Real-time posture monitoring
Four biomechanical risk metrics tracked live at 200 Hz. When any metric exceeds its ergonomic threshold, an audio cue fires and an avatar in the trainee's headset highlights the affected body region in red, letting them self-correct mid-movement.
Key Capabilities
- Support base width: distance between the two feet
- Squat positioning: pelvis elevation from the floor
- Spine bend: L5-T8 vertebral angle via Law of Cosines
- Spine twist: shoulder-to-hip vector delta angle
- Audio-visual multimodal alert on threshold breach
- Tag-along avatar overlay stays in the trainee's field of view
Interactive 3D movement review
After completing the transfer, the trainee steps back and sees a full reconstruction of their movement playing in the same VR space. An animation controller with error markers on the timeline lets them jump directly to each posture mistake. Context-sensitive tooltips anchored to body parts display exact metric values.
Key Capabilities
- Key-frame animation reconstruction from recorded tracker data
- Error-marker overlay on the playback timeline
- Spatial tooltips anchored to avatar joints (e.g., "spine bend = 60°")
- Free-roam review from any perspective in the VR space
- IK-driven humanoid avatar for accurate body shape reproduction
- Play, pause, and jump-to-error controls via animation controller
Sparse tracker fusion
Six HTC Vive trackers mounted at the feet, pelvis, T8 vertebra, and shoulders provide the eight virtual data points needed for all four risk metrics. Hip positions are extrapolated from the pelvis tracker at calibration, reducing hardware requirements without sacrificing metric accuracy.
Key Capabilities
- 6-tracker body rig using TrackBelt and TrackStrap mounts
- ±1 cm positional precision at 200 Hz capture rate
- Four-base-station SteamVR setup for full occlusion resistance
- One-time calibration retained across sessions
- Native SteamVR coordinate space, no translation layer required
- VRTK-compatible standalone module architecture
- Sparse tracker placement: only six trackers cover eight required data points. Hip positions are derived by extrapolating from the pelvis tracker's position and rotation at calibration time.

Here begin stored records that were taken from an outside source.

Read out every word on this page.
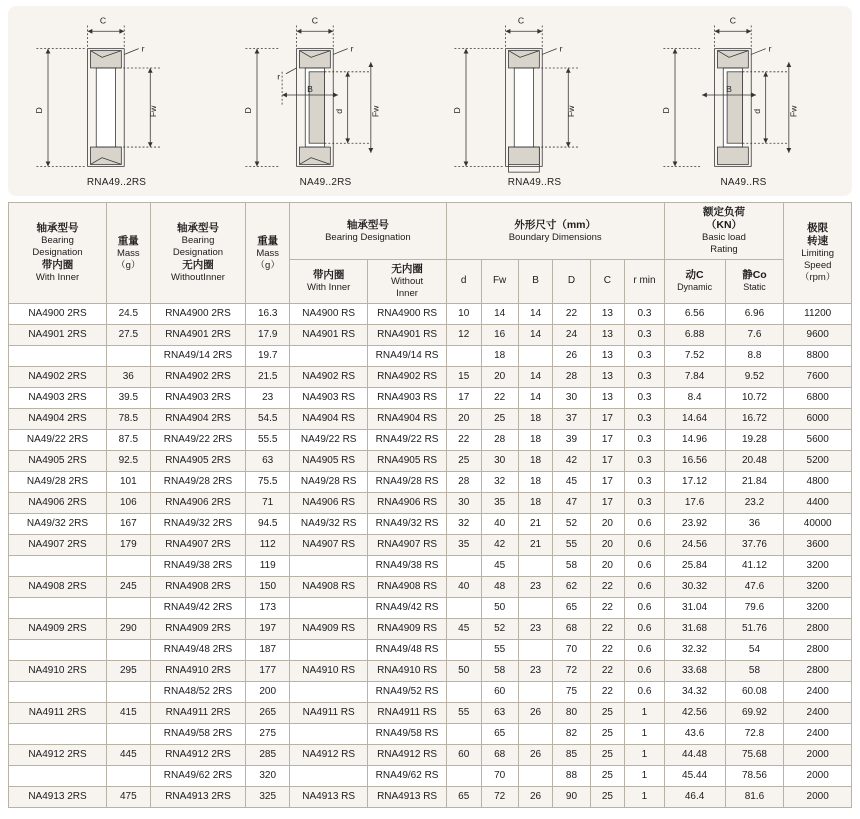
C
r
D	Fw
RNA49..2RS
C
r
r
B
D	d	Fw
NA49..2RS
C
r
D	Fw
RNA49..RS
C
r
B
D	d	Fw
NA49..RS
轴承型号
Bearing
Designation
带内圈
With Inner	重量
Mass
（g）	轴承型号
Bearing
Designation
无内圈
WithoutInner	重量
Mass
（g）	轴承型号
Bearing Designation		外形尺寸（mm）
Boundary Dimensions						额定负荷
（KN）
Basic load
Rating		极限
转速
Limiting
Speed
（rpm）

												动C
Dynamic	静Co
Static	

				带内圈
With Inner	无内圈
Without
Inner	d	Fw	B	D	C	r min			
NA4900 2RS	24.5	RNA4900 2RS	16.3	NA4900 RS	RNA4900 RS	10	14	14	22	13	0.3	6.56	6.96	11200
NA4901 2RS	27.5	RNA4901 2RS	17.9	NA4901 RS	RNA4901 RS	12	16	14	24	13	0.3	6.88	7.6	9600
		RNA49/14 2RS	19.7		RNA49/14 RS		18		26	13	0.3	7.52	8.8	8800
NA4902 2RS	36	RNA4902 2RS	21.5	NA4902 RS	RNA4902 RS	15	20	14	28	13	0.3	7.84	9.52	7600
NA4903 2RS	39.5	RNA4903 2RS	23	NA4903 RS	RNA4903 RS	17	22	14	30	13	0.3	8.4	10.72	6800
NA4904 2RS	78.5	RNA4904 2RS	54.5	NA4904 RS	RNA4904 RS	20	25	18	37	17	0.3	14.64	16.72	6000
NA49/22 2RS	87.5	RNA49/22 2RS	55.5	NA49/22 RS	RNA49/22 RS	22	28	18	39	17	0.3	14.96	19.28	5600
NA4905 2RS	92.5	RNA4905 2RS	63	NA4905 RS	RNA4905 RS	25	30	18	42	17	0.3	16.56	20.48	5200
NA49/28 2RS	101	RNA49/28 2RS	75.5	NA49/28 RS	RNA49/28 RS	28	32	18	45	17	0.3	17.12	21.84	4800
NA4906 2RS	106	RNA4906 2RS	71	NA4906 RS	RNA4906 RS	30	35	18	47	17	0.3	17.6	23.2	4400
NA49/32 2RS	167	RNA49/32 2RS	94.5	NA49/32 RS	RNA49/32 RS	32	40	21	52	20	0.6	23.92	36	40000
NA4907 2RS	179	RNA4907 2RS	112	NA4907 RS	RNA4907 RS	35	42	21	55	20	0.6	24.56	37.76	3600
		RNA49/38 2RS	119		RNA49/38 RS		45		58	20	0.6	25.84	41.12	3200
NA4908 2RS	245	RNA4908 2RS	150	NA4908 RS	RNA4908 RS	40	48	23	62	22	0.6	30.32	47.6	3200
		RNA49/42 2RS	173		RNA49/42 RS		50		65	22	0.6	31.04	79.6	3200
NA4909 2RS	290	RNA4909 2RS	197	NA4909 RS	RNA4909 RS	45	52	23	68	22	0.6	31.68	51.76	2800
		RNA49/48 2RS	187		RNA49/48 RS		55		70	22	0.6	32.32	54	2800
NA4910 2RS	295	RNA4910 2RS	177	NA4910 RS	RNA4910 RS	50	58	23	72	22	0.6	33.68	58	2800
		RNA48/52 2RS	200		RNA49/52 RS		60		75	22	0.6	34.32	60.08	2400
NA4911 2RS	415	RNA4911 2RS	265	NA4911 RS	RNA4911 RS	55	63	26	80	25	1	42.56	69.92	2400
		RNA49/58 2RS	275		RNA49/58 RS		65		82	25	1	43.6	72.8	2400
NA4912 2RS	445	RNA4912 2RS	285	NA4912 RS	RNA4912 RS	60	68	26	85	25	1	44.48	75.68	2000
		RNA49/62 2RS	320		RNA49/62 RS		70		88	25	1	45.44	78.56	2000
NA4913 2RS	475	RNA4913 2RS	325	NA4913 RS	RNA4913 RS	65	72	26	90	25	1	46.4	81.6	2000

- The spine bend angle is not directly observable from tracker positions. It requires constructing a triangle from the L5 and T8 tracker positions plus an extrapolated vertical reference point, then applying the Law of Cosines.
- Spine twist calculation requires translating shoulder and hip axis vectors to a shared Y-plane before computing the angular difference, compensating for height offset between the two pairs.
- Movement recording at 200 Hz stores 9 transform parameters per tracked gameobject per frame. Accurate playback requires re-driving an IK skeleton from this sparse data without introducing temporal jitter.
- Context-sensitive tooltips in the terminal feedback phase must stay anchored to moving avatar body parts while the user freely walks around the reconstruction, requiring per-frame billboard recalculation.
- The concurrent and terminal feedback modules share movement data through a manager module that synchronises recording start, stop, and playback trigger events across independently running components.